Num dos ciclos do livro, América, América, I love you, encontro o poema Marido e Mulher de 12/Ago/1969(?) que nos leva ao mundo por detrás das fachadas tão brilhantemente pintadas por Richard Estes (1932) entre finais doa anos 60 e ao longo dos anos 70 do século XX, e dentre as quais mostro a seguir um pequeno grupo.
MARIDO E MULHER
Sofriam terrivelmente. Porque
o comboio dele chegava
quando o dela partia.
Compraram um manual na livraria,
mandaram vir pelo correio uma almofada especial
(cujo atraente anúncio recebiam quase todos os dias pelo correio)
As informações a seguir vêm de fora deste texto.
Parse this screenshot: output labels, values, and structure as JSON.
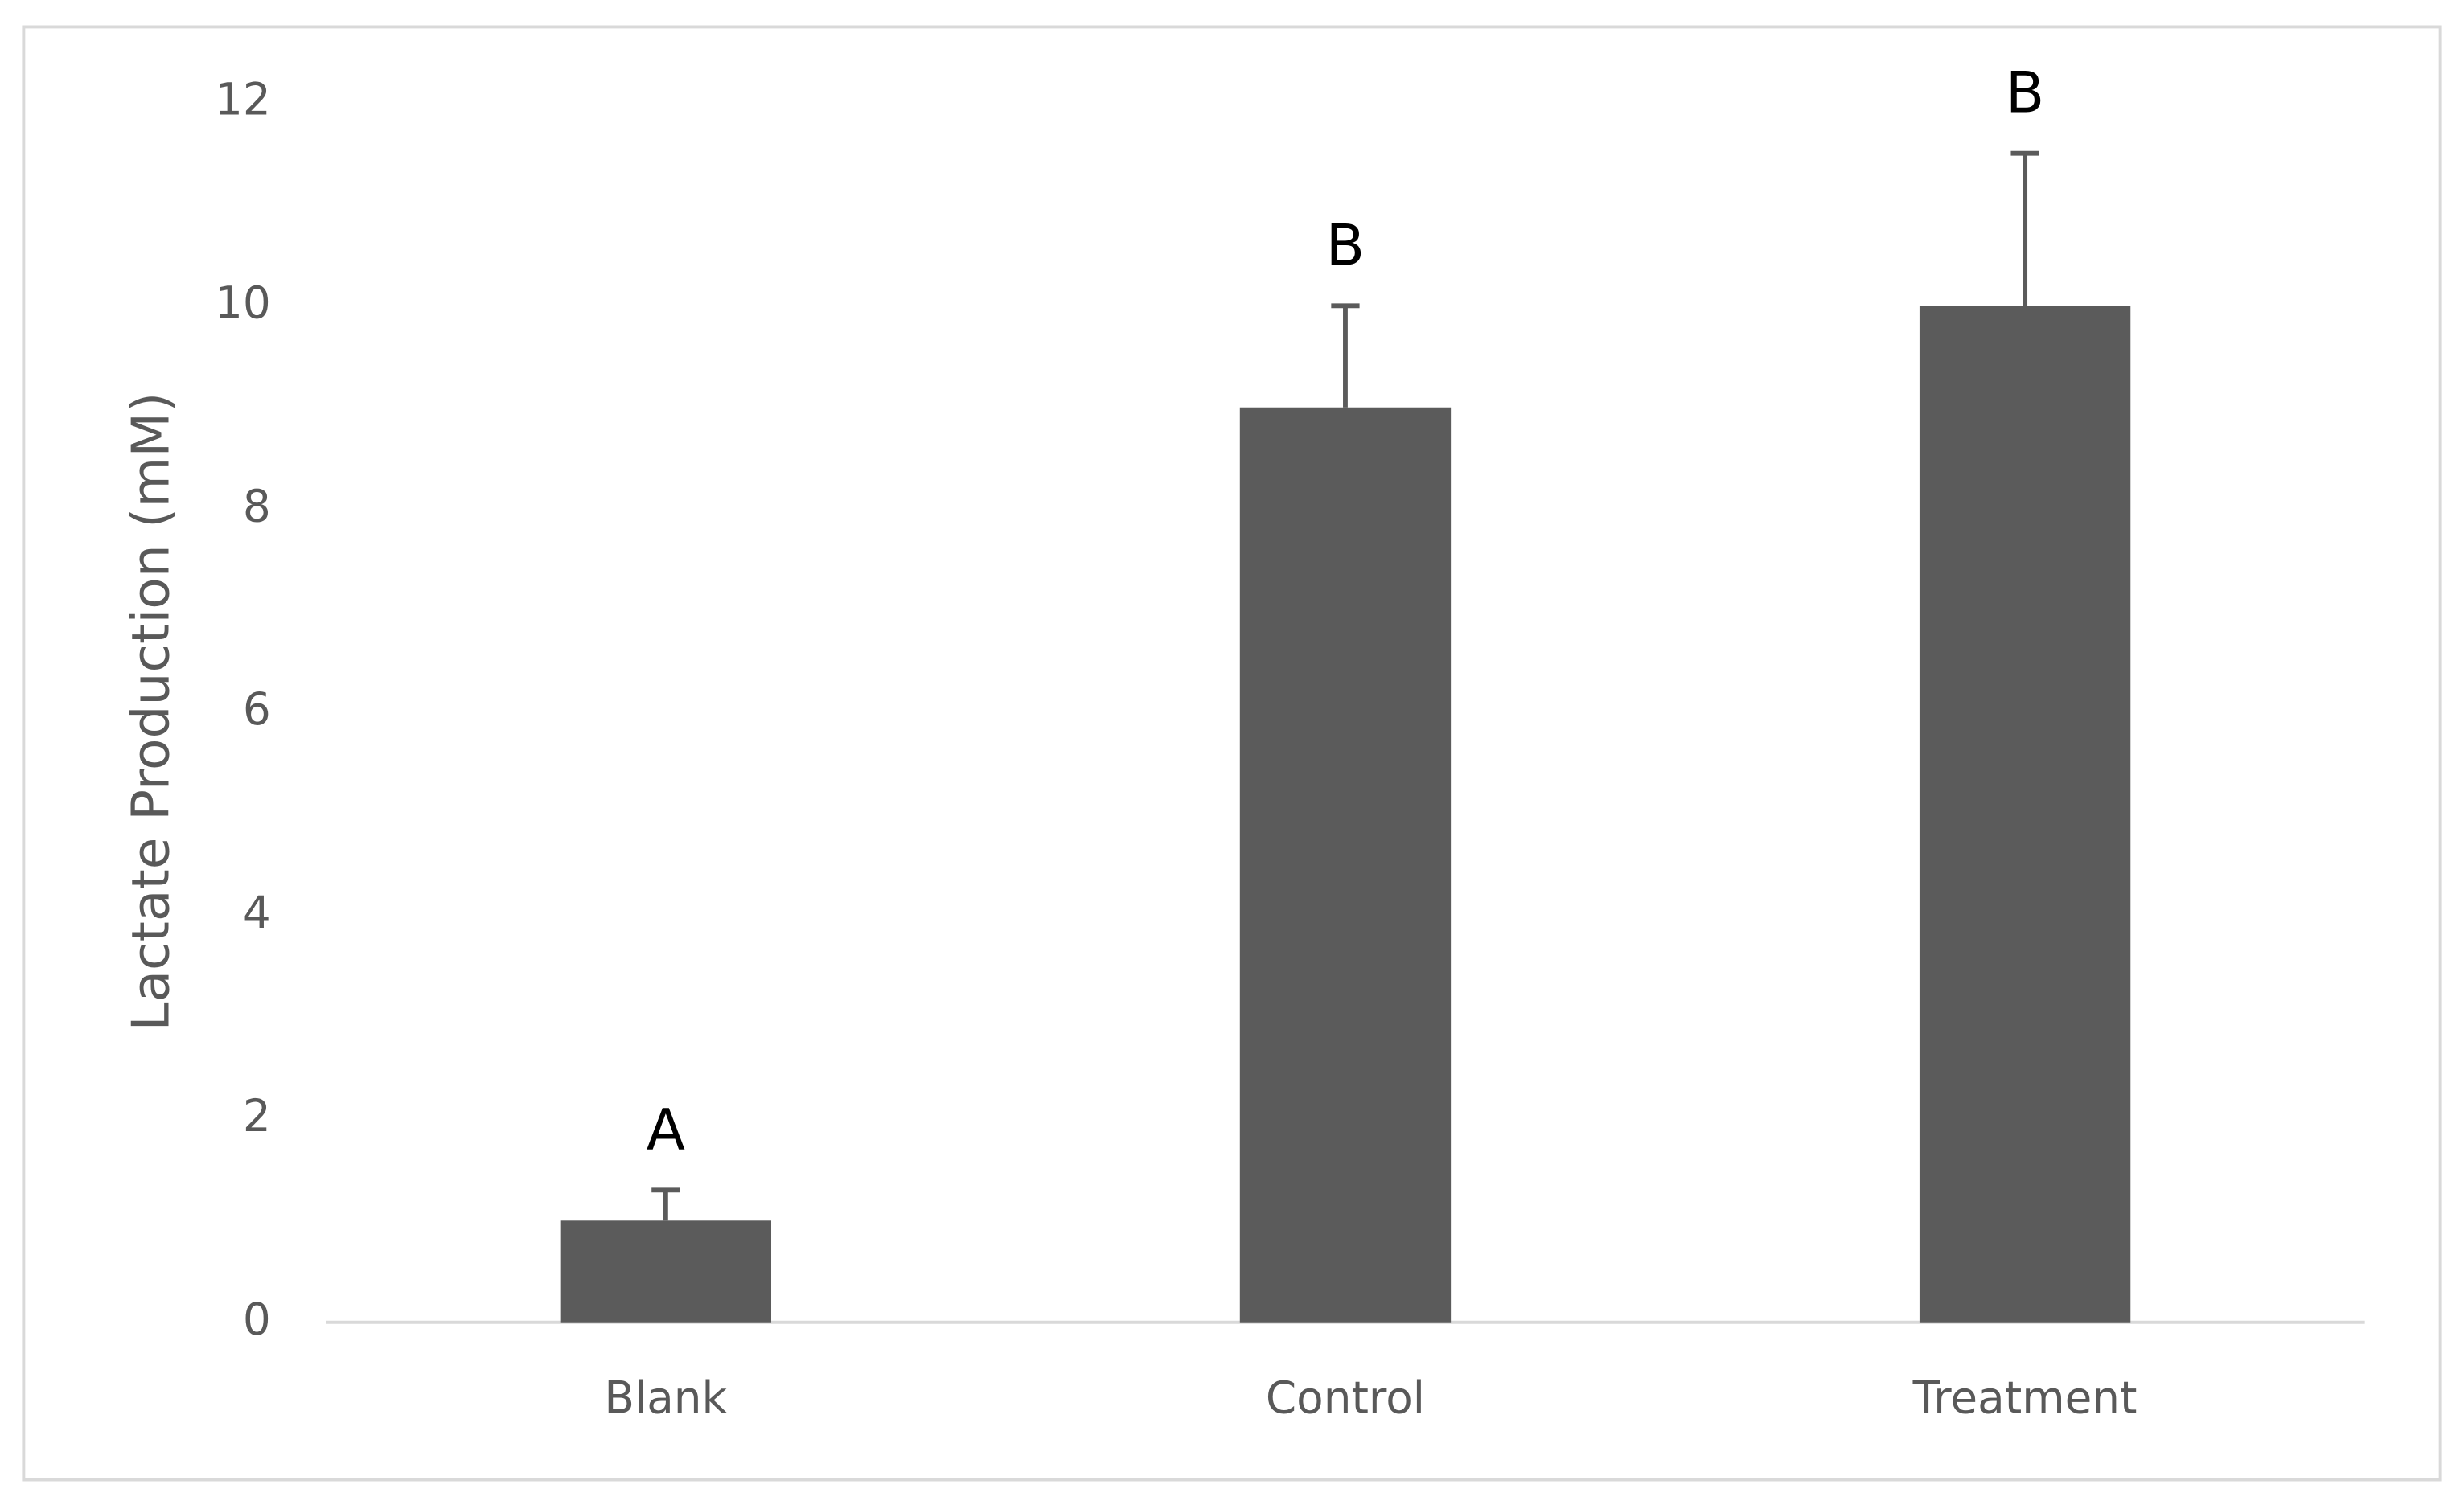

leram com cuidado as instruções,
estudaram com aplicação os esquemas do livro,
e, quando se ensaiavam,
na discreta penumbra do quarto respectivo,
a sogra — que embirrava com ele —
abriu de repente a porta,
deu um grito, correu
ao telefone e chamou a polícia,
A polícia veio, levou-o. Foi julgado
e condenado a dois anos de tratamento num instituto psiquiátrico
por atentar, vicioso,
contra a virtude da esposa.
12/Ago/1969(?)
Agora que os leitores já têm uma ideia da paisagem urbana nos EUA na época do poema, termino com outro poema de Jorge de Sena, provavelmente composto no mesmo dia do anterior e pertencendo ao mesmo ciclo.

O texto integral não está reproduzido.